Thanks to Producer-Director Stan ley Kramer, Inherit the Wind has now been made into a movie that retains almost nothing of the play but its flashy, trashy script.
Instead of the hard-paced, sharp-edged direction that Herman Shumlin brought to the play, there is in the film a sluggish, confused manipulation of ideas and players. Instead of Actor Muni there is Spencer Tracy, the Hollywooden archetype of the wise old man, who as the years and pictures go by acts less and less and looks more and more as though he had been carved out of Mount Rushmore. Instead of Ed Begley in the role of Bryan there is Fredric March, who has somehow been persuaded to portray that unbalanced genius of the spoken word as a low-comedy stooge who at the climax catches a face-full of agnostic pie.
Bryan, of course, is not called Bryan in the picture; all the principal characters are given false names. But their historical identities, emphasized by the makeup department and in the script, are never in doubt, and the flagrant distortion of their qualities and motives may therefore seem all the more reprehensible to moviegoers who hold these serious and important men in memory.
Mencken, for example, is portrayed by Gene Kelly as a lip-curling, hat-tilting city-room slicker who talks the sort of typewritten tarradiddle that does less than justice to the rich, organic vocabulary of the author of The American Language.
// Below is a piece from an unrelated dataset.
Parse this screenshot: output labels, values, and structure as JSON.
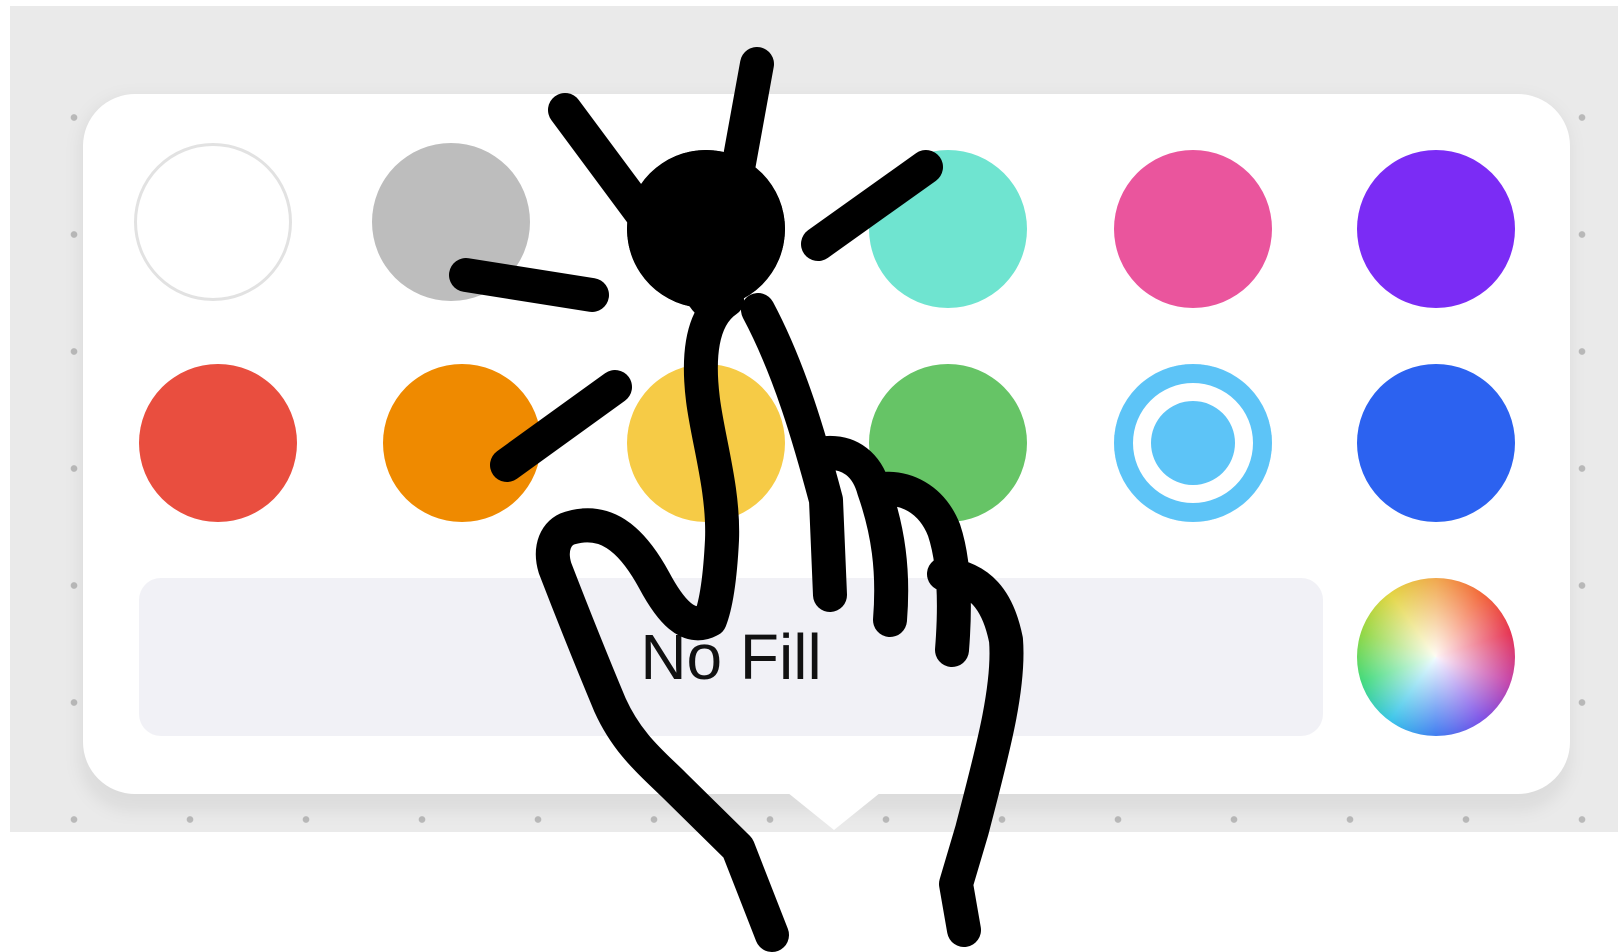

Worse still is the distortion of what happened at the trial. The script wildly and unjustly caricatures the fundamentalists as vicious and narrow-minded hypocrites, just as wildly and unwisely idealizes their opponents, as personified in Darrow. Actually, the fundamentalist position, even when carried to the extreme that Bryan struck when he denied that man is a mammal, is scarcely more absurd and profitless than the shallow scientism that the picture offers as a substitute for religious faith and experience.